Publication information
- Publisher: DC Comics
- First appearance: Justice League of America #100 (August 1972)
- Created by: Len Wein (writer) Dick Dillin (artist)

In-story information
- Species: Sentient universe
- Notable aliases: Neh-Buh-Loh Qwewq

= Nebula Man =

Nebula Man is a character in DC Comics. He first appeared in Justice League of America #100–101 (1972).

Originally a villain responsible for the disappearance of the Seven Soldiers of Victory, he has since reappeared as Neh-Buh-Loh, the primary antagonist in the 2005–2006 series Seven Soldiers by Grant Morrison. Prior to this reappearance, Morrison built up the character's backstory, starting in 1997 with more extensive appearances in JLA: Classified (2005).

==Fictional character biography==
Nebula Man first appears in Justice League of America #100, described as a cosmic being "whose touch has the power of 20 atomic bombs". He was supposedly created by a villain known as the Hand to defeat the original Seven Soldiers of Victory. Nebula Man scatters the Soldiers through time, a fate from which they are saved by the Justice League and Justice Society.

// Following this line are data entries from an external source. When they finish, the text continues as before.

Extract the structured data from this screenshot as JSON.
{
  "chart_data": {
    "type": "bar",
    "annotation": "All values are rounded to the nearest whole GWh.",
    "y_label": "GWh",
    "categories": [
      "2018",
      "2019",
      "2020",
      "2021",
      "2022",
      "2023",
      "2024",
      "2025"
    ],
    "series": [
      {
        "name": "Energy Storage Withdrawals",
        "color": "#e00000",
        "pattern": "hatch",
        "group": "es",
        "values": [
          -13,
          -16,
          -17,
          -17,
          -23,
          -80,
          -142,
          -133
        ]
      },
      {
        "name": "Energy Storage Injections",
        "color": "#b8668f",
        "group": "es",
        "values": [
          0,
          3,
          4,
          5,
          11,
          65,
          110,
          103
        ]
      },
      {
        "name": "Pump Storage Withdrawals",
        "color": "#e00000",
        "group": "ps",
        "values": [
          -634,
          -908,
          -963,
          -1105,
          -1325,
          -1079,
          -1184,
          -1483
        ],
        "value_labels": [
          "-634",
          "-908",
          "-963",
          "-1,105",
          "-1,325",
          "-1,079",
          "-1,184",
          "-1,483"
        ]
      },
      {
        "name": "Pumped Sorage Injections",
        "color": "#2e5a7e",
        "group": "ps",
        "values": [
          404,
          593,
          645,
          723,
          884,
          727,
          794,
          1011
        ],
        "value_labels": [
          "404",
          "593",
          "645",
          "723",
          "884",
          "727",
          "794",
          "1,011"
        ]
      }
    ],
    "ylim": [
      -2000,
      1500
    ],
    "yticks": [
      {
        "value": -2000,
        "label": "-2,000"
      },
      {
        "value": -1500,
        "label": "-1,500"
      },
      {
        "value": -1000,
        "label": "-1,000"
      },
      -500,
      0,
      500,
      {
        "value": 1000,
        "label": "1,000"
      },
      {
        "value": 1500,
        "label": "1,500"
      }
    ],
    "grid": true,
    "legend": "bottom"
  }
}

The Nebula Man is defeated when the sidekick of the Crimson Avenger, Wing, sacrifices himself to deliver the final blow with a cosmic device.

In the storyline "Rock of Ages", Metron sends the Flash, Aquaman, and Green Lantern through time and space, with the three landing on Wonderworld. During a tour of Wonderworld's Omnitropolis and its museum district by Mote, the three are shown a growing larval universe called Qwewq.

Nebula Man appears once more in Stars and S.T.R.I.P.E., before reappearing in JLA: Classified #1–3, working with Gorilla Grodd and announcing the end of the world. At the same time, the Justice League are in the universe of Qwewq, unaware that it is Nebula Man's larval form.

In the Seven Soldiers series, Nebula Man is revealed to be an ally of the Sheeda, a humanoid species from one billion years in the future. He serves as the personal huntsman of Sheeda queen Gloriana Tenebrae. Nebula Man is killed by Frankenstein, who exploits a flaw placed in him as an infant by the Ultramarine Corps.

==Other versions==
In All-Star Superman #10, Superman uses the infant universe of Qwewq to create an Earth without a Superman that he dubs Earth Q.